The letter is worth reading in full.
There are two things worth saying about the letter.
First, the application is what a judge would say is “ambitious”.
Each element of the application is arguable (sometimes only just) – but that an element of a case is arguable certainly does not make it strong.
In essence, that a point is arguable is the test for simply getting it before a tribunal – the minimum required.
Perhaps a positive judge on a sunny day and after a hearty breakfast may give the envisaged claim the judicial thumbs up.
Predicting litigation is never an exact science.
But.
It is unlikely that any court will want to bolt political parties onto the state for the purposes of judicial review – especially when political parties have their own special regulatory regime, and it is the Queen who choses who is invited to be Prime Minister.
The case is likely to fail.
Two, Tortoise has a point – despite the weak legal merits.

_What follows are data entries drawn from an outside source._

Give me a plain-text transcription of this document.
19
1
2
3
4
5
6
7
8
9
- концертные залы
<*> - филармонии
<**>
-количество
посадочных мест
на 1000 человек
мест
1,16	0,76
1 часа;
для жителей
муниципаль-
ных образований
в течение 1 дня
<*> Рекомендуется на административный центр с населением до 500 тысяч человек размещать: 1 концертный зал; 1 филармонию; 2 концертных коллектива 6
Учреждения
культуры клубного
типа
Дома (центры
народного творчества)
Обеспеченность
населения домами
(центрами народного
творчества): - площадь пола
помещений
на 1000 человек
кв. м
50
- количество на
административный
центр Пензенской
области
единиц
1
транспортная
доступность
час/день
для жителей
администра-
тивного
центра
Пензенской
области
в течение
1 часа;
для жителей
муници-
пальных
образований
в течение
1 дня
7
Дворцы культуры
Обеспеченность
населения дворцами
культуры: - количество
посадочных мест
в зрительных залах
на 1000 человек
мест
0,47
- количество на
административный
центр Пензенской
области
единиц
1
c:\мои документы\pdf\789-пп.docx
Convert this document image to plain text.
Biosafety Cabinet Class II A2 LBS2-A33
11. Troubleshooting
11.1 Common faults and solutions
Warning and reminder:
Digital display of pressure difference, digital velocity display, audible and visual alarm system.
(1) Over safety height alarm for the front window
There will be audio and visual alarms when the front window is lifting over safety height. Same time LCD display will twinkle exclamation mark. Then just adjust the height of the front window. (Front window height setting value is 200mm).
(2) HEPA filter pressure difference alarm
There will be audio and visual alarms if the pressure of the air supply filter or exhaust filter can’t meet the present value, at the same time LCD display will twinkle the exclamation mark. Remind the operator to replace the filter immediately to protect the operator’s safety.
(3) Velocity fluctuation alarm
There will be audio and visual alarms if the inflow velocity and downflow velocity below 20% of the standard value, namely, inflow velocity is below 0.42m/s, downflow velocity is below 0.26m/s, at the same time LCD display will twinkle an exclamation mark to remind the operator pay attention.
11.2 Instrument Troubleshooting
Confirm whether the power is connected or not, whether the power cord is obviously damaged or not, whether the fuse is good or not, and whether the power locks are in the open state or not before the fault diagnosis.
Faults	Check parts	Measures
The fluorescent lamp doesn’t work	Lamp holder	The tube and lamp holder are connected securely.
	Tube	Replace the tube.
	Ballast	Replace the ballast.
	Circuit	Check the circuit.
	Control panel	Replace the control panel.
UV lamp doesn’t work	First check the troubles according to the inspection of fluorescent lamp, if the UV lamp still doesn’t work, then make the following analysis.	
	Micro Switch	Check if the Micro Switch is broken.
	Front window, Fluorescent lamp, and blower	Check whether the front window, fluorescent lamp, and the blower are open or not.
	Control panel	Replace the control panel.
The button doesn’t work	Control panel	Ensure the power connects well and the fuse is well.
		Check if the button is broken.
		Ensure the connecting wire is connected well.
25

A membership-based national political party is conducting an exercise that will lead to the successful candidate being – almost certainly – invited to become Prime Minister and we know very little about how that exercise is being conducted.
(The position would be different if only members of parliament were involved.)
Tortoise are asking for disclosure of the following information:
“(1) Anonymised data you hold on the demographic of the Party’s membership:
(a) Particularly, we invite you to provide, where held, the number of Party members who:
(i) Live abroad;
(ii) Are foreign nationals; and
(iii) Are under voting age.
(b) We also ask you to provide data in respect of:
(i) The age range of members;
(ii) The geographic distribution of members; and
(iii) The genders of members.
(2) An explanation of whether, and if so how, the Party keeps its membership database up to date, ensuring that it sends ballot papers to correct addresses.
(3) Anonymised data you hold on variations in member numbers over time, presented quarterly over the past 10 years. The public interest is particularly acute in respect of quarterly membership numbers for the past twelve months.
(4) An explanation of the Party’s system of compliance, including but not limited to the following questions:
(a) How does the Conservative Party check that new members are who they say they are?
(b) Who oversees compliance? i.e. who independently checks whether the Conservative Party is checking?
(5) What is the number of efforts at infiltration which the Party has thwarted, i.e. how many cases have you discovered of a fictional person, a dead person, a person of non-voting age, a member of another political party or a pet registering as Conservative member?
(6) An explanation of any third party compliance mechanisms in place to ensure that only those eligible to vote do so, that they vote only once each, and that the election is not manipulated.
(7) An explanation of the circumstances by which GCHQ came to offer advice on the distribution of Conservative party ballots.
(8) An explanation of why non-UK citizens who join the party abroad are eligible to vote even if they pay no tax and spend no time in the UK.
(9) Confirmation of whether Party members under the national voting age can vote in the election of Party leader and Prime Minister.”
On the face of it, this is the sort of information which should be in the public domain – and this would apply equally to the Labour Party or other political party in a similar situation.
The (likely) legal fact that judicial review is not the appropriate way of getting such information does not take away from this being information which should be publicly known.
Indeed, that Tortoise is resorting to judicial review indicates – if not demonstrates – that the special regulatory regime for political parties is deficient.
And it is that special regulatory regime that should change – rather than the ambit of judicial review be extended.
Political parties are not private clubs, where there is a limited public interest in their internal affairs.
Political parties are a central feature of our political system.
They are not part of the “state” as such (though views may differ) but they are part of the oil that enable the engines of state to work.
So one can sympathise with the objective of this legal claim, even if one is doubtful of its legal merits.
That objective should be achieved by changes in legislation, and not by judicial expansion.